‘Constant thinking will not take you far from the place you are now. Actions will.’
Max Lukominskyi • The Mission
You can think till the cows come home, but you’ll make no progress unless you start doing. Until you start translating your thoughts or ideas into actions, they’re worthless. The best thought out ideas are worth nothing unless executed. A bad idea carried out will do more for you than a good idea that isn’t. Even with a bad idea, you’ll have something to build on or learn from, and it may inspire you in ways you didn’t think was possible. Think about that. As a creative, you should be producing more ideas than actually thinking about them. On paper it sounds unintuitive, and frankly a little daft, but you’ll end up achieving more than you think. Actions will carry you further than thoughts.
‘Don’t Overthink. Do.’
Thomas Oppong • Medium
There’s a sweet spot between jumping head first into an idea without much thought, and over-thinking it to the point of not carrying it out at all. Ideas should need to pass a criteria that you weigh based on your goals, but over-thinking them can lead to doubt, which can lead to inactivity. You can never make things perfect in your mind; your thoughts are continually in motion. Imperfect. Switching between dreams, expectations, and reality. Getting started allows you to gain momentum through the self-doubt. Be wary of over-thought, because even great ideas can be dismissed.

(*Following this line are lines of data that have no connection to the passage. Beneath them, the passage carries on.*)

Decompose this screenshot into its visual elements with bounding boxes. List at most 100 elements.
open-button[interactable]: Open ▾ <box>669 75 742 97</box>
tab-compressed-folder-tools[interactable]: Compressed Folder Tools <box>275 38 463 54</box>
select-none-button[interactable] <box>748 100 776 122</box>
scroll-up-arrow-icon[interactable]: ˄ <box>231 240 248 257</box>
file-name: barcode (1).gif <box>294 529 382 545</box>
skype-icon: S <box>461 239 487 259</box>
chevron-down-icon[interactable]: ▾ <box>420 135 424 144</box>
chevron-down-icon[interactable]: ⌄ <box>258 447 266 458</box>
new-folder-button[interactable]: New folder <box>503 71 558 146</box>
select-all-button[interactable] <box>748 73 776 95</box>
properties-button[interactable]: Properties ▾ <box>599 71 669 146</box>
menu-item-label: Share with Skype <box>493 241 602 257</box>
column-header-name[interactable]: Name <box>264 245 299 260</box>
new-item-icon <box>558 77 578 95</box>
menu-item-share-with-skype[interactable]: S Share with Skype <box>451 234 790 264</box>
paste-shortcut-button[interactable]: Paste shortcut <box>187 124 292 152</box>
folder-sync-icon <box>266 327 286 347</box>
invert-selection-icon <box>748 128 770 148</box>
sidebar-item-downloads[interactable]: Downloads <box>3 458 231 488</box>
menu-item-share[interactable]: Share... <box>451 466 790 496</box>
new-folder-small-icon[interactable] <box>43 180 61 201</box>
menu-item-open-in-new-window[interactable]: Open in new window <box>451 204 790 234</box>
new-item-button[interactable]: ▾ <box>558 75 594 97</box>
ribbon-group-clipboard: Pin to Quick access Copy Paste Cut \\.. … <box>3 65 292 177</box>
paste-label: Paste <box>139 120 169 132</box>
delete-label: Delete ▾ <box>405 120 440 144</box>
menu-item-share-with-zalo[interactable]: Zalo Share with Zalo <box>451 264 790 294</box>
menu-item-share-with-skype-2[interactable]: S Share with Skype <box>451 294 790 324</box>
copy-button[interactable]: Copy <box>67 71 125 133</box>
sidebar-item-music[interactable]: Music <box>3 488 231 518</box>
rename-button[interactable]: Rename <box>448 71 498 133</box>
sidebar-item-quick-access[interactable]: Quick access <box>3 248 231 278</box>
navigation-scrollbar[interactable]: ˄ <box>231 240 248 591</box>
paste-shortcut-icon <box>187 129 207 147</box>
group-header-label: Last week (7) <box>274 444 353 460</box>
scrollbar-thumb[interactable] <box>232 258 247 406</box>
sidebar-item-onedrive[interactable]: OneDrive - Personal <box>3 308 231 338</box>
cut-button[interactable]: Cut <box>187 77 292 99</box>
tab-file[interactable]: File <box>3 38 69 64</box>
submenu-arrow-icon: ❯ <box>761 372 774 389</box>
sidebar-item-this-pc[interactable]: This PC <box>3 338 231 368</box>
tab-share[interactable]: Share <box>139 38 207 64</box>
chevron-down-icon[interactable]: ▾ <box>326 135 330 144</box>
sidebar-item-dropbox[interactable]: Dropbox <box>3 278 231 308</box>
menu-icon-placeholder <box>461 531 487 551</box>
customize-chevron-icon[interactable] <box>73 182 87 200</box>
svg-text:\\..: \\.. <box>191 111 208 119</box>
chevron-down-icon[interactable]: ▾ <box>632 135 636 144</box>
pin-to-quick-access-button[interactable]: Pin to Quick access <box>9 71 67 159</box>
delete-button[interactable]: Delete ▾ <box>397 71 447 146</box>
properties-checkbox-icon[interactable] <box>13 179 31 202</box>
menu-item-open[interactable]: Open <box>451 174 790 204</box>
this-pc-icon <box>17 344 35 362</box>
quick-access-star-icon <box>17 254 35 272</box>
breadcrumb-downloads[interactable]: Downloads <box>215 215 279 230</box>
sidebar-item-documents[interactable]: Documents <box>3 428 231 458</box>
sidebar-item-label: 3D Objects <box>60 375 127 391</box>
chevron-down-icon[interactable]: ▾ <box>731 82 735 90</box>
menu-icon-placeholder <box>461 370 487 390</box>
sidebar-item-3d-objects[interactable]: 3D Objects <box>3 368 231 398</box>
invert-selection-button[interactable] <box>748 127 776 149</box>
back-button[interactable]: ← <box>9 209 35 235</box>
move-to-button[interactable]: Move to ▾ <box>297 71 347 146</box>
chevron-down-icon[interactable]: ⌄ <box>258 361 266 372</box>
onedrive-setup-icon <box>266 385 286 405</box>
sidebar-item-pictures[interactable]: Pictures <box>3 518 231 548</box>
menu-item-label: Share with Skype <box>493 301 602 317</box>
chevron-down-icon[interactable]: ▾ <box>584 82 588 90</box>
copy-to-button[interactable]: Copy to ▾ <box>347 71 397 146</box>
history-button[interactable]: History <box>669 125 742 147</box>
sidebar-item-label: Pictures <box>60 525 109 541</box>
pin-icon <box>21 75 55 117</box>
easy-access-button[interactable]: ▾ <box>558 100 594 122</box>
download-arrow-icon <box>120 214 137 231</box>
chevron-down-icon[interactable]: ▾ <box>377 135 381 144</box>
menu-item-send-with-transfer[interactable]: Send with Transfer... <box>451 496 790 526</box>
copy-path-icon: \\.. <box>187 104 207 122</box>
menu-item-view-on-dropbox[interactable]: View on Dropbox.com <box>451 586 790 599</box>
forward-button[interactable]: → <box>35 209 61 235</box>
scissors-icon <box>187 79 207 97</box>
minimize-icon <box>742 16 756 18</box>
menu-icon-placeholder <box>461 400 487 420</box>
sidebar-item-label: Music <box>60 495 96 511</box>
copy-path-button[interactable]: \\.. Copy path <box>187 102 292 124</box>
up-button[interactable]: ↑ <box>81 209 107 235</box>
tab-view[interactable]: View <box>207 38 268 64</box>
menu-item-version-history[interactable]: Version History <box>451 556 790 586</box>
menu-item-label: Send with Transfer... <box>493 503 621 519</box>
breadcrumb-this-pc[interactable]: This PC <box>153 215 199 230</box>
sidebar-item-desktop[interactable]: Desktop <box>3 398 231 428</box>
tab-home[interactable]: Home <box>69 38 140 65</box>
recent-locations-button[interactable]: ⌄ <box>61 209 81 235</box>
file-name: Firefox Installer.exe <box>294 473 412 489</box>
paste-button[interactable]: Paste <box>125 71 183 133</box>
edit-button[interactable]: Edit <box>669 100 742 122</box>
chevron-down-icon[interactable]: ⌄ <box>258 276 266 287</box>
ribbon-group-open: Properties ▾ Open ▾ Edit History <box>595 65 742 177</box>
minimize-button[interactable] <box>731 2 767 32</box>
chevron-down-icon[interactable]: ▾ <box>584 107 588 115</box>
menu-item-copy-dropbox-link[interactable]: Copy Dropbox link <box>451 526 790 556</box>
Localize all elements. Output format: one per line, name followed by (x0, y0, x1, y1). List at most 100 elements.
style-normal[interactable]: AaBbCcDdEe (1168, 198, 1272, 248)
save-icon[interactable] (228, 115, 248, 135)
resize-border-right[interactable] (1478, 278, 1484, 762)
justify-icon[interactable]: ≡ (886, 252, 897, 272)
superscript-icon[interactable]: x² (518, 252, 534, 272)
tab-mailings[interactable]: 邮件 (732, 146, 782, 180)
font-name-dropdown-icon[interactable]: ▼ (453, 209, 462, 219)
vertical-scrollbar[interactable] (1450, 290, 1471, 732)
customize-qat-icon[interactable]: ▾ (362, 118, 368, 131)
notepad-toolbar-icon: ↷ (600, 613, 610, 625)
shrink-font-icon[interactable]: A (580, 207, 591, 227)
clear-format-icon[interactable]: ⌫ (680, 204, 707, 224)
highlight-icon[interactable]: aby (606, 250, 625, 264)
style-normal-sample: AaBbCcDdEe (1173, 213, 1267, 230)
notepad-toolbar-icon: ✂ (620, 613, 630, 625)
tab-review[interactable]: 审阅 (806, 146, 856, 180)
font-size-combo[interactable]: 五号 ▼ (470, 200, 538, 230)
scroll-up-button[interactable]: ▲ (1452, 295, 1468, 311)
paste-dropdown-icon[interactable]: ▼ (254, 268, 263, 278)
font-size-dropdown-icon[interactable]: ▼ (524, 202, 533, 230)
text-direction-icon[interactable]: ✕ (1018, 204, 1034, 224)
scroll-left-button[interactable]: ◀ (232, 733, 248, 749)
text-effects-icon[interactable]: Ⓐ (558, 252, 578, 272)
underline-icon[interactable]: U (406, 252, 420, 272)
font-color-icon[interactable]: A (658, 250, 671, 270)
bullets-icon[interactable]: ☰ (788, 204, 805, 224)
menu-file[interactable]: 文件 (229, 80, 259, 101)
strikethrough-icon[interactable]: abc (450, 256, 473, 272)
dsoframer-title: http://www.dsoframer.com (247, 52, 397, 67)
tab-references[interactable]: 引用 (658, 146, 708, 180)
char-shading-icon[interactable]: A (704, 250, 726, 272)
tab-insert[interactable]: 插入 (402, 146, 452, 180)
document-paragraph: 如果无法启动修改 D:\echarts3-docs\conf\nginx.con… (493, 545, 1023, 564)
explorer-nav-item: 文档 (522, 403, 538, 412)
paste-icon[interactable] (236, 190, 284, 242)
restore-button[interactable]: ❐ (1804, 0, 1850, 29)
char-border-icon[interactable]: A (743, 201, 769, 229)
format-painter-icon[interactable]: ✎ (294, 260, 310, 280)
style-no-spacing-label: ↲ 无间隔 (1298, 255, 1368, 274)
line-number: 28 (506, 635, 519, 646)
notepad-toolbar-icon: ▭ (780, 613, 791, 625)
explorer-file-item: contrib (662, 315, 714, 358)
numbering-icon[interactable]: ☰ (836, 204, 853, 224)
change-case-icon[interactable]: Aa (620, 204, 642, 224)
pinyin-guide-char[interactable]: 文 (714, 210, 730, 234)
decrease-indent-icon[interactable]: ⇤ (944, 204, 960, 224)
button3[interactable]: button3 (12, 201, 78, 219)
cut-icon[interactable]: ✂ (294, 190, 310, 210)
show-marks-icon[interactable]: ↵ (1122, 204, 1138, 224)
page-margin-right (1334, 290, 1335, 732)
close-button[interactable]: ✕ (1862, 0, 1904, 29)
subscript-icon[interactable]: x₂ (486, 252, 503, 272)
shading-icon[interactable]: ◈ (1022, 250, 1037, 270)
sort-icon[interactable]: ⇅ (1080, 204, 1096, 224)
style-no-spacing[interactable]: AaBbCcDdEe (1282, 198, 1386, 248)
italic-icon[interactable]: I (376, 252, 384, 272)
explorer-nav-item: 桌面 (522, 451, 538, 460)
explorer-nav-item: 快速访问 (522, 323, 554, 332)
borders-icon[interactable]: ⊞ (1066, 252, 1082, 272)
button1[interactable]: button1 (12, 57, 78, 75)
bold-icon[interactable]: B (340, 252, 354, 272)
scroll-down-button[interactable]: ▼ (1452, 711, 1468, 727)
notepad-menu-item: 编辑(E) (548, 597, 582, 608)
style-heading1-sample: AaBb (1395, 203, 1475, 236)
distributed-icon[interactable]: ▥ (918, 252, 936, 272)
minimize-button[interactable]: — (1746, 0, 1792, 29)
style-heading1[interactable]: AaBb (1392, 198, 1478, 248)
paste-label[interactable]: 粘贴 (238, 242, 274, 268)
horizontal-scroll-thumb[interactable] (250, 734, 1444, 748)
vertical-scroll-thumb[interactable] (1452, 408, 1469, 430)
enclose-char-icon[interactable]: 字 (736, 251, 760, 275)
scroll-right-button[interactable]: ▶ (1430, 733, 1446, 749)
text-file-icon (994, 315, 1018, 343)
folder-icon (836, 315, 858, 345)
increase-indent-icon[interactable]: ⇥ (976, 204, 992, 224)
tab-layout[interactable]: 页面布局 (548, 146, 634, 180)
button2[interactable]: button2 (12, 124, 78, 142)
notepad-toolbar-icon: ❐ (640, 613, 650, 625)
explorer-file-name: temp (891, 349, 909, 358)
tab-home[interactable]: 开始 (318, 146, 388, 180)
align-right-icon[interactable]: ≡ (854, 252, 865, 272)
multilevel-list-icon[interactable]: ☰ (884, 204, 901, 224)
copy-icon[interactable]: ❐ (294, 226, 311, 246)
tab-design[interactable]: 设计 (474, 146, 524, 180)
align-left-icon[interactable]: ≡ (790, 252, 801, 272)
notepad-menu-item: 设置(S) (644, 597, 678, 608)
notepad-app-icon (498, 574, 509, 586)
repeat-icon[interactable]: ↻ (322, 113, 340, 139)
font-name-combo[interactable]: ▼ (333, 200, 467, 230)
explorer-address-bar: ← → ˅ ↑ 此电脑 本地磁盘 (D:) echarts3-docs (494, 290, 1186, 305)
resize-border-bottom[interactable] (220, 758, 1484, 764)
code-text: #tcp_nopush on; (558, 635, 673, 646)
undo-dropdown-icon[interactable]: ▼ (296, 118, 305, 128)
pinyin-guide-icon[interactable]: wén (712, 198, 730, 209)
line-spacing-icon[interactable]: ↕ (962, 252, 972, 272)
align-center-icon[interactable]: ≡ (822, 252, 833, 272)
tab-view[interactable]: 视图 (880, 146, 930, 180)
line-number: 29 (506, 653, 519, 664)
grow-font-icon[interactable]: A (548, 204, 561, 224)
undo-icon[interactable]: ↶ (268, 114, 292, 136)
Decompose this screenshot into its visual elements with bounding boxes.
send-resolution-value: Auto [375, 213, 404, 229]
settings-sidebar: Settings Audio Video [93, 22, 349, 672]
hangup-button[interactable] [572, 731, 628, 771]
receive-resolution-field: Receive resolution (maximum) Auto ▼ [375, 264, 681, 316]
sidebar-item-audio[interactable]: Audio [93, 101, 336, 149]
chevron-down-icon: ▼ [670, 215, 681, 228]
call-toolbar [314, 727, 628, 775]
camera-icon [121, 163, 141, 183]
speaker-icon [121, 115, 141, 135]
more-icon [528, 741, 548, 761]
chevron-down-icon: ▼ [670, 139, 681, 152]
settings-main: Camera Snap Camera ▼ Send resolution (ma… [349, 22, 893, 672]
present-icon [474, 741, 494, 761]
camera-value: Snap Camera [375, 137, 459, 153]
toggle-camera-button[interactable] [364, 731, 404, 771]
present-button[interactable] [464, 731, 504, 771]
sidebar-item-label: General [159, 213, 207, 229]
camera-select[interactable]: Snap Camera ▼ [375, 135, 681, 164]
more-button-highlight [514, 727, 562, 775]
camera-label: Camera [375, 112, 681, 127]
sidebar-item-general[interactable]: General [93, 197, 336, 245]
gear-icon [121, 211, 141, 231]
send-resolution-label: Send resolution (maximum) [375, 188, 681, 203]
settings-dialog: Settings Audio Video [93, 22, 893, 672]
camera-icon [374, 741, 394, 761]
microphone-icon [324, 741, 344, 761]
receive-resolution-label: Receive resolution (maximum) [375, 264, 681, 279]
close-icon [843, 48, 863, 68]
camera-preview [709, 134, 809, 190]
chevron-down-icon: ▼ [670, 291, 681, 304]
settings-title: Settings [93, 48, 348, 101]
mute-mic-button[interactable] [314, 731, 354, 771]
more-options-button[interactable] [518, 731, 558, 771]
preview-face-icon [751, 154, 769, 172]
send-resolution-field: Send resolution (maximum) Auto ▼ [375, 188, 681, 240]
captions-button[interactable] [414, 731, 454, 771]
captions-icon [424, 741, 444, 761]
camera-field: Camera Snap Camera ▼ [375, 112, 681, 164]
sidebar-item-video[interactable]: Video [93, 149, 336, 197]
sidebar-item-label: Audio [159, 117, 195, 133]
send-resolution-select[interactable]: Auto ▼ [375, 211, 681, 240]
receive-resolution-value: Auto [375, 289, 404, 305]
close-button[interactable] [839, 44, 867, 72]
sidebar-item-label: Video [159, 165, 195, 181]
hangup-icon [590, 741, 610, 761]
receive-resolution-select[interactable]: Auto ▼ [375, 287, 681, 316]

‘Live like everything is on the line. Know intuitively that whatever you have in your life is a bonus.’
Benjamin P. Hardy • Inc
With the amount of daily distractions around us, it’s pretty easy to get derailed. It can become difficult to find the time and motivation to address certain goals and ambitions, so they are put on the back-burner. The problem is, the longer they’re idle and not being addressed, the more likely they’ll end up being scrapped. The truth is, you can be excited about your ideas and ambitions one day, but feel the opposite the next. This is a pretty common cycle that most creatives struggle with — I know I do. There’s one ingredient missing, and it’s not passion. It’s urgency.
Urgency can give you an overwhelming desire to resolve something before it’s too late—even when you don’t feel like it. If you only had one day on this planet to make an impression, what would you do? What purpose would give you enough urgency to want to execute above all else? It’s likely that with only a limited time available, you would narrow your focus pretty quickly, and your productivity would go into overdrive. Find a purpose which will give you urgency, and appreciate any little contribution you can make to it. Make every minute count.
‘If you’re not throwing things away you aren’t replacing them with anything better.’
Adam Darowski • Interface Lovers
Good is a smokescreen that prevents you from seeing great, because it’s challenging to dismiss an already good idea to order to pursue a better one. Knowing when a good idea can be even better is a fine art that requires generating and throwing away lots of ideas, with tons of iteration along the way. Every creative should learn to be comfortable with that. One technique to make that easier is to simply green light as many ideas as possible, no matter how bad they are. It can be liberating for productivity because you are generating without too much concern — the door is left open for you to embark on as much creative exploration as possible.
This is how idea generation can be successful; it’s about putting lots of initial options on the table. Paint with bigger brush strokes instead of wasting too much thought on a single idea. You can’t afford to be too deep into one idea at the very beginning. Once you weigh the options, you start applying selective perfectionism. Too much perfectionism can harm your creativity and have an impact on your productivity, but a small dosage applied in certain areas can help take your ideas to the next level.
‘You’ll only get better if you learn to take advantage of the feedback that is given to you.’
José Torre • uxdesign.cc
Regular feedback is great for productivity. It is the lifeblood of any good creative, especially in the early stages of their career—you have to take tactical advantage of feedback whenever you can. It’s much harder to be self-critical and accurately analyze your own flaws without experience, because pride and bias can cloud your judgement. Designers, for example, have a natural tendency to defend their own work at all costs—subjectively or with post-design rationalization.
The best way to improve is to share your work early, and frequently—even when it’s unfinished. Always be ready to expect the unpleasant so you’re less likely to take it personally. Even if you don’t receive constructive feedback, simply showing your work to others can induce a form of self-consciousness; elevating a sense of perception about how you feel about it out in the open. Flaws are more apparent to you than when reviewing alone.
The more comfortable you are with feedback and leveraging it on a regular basis, the less concerned you’ll be with anticipating what others might think and put more focus on the execution. You’ll concern yourself more with being productive, and have an urgency to create without over-thinking.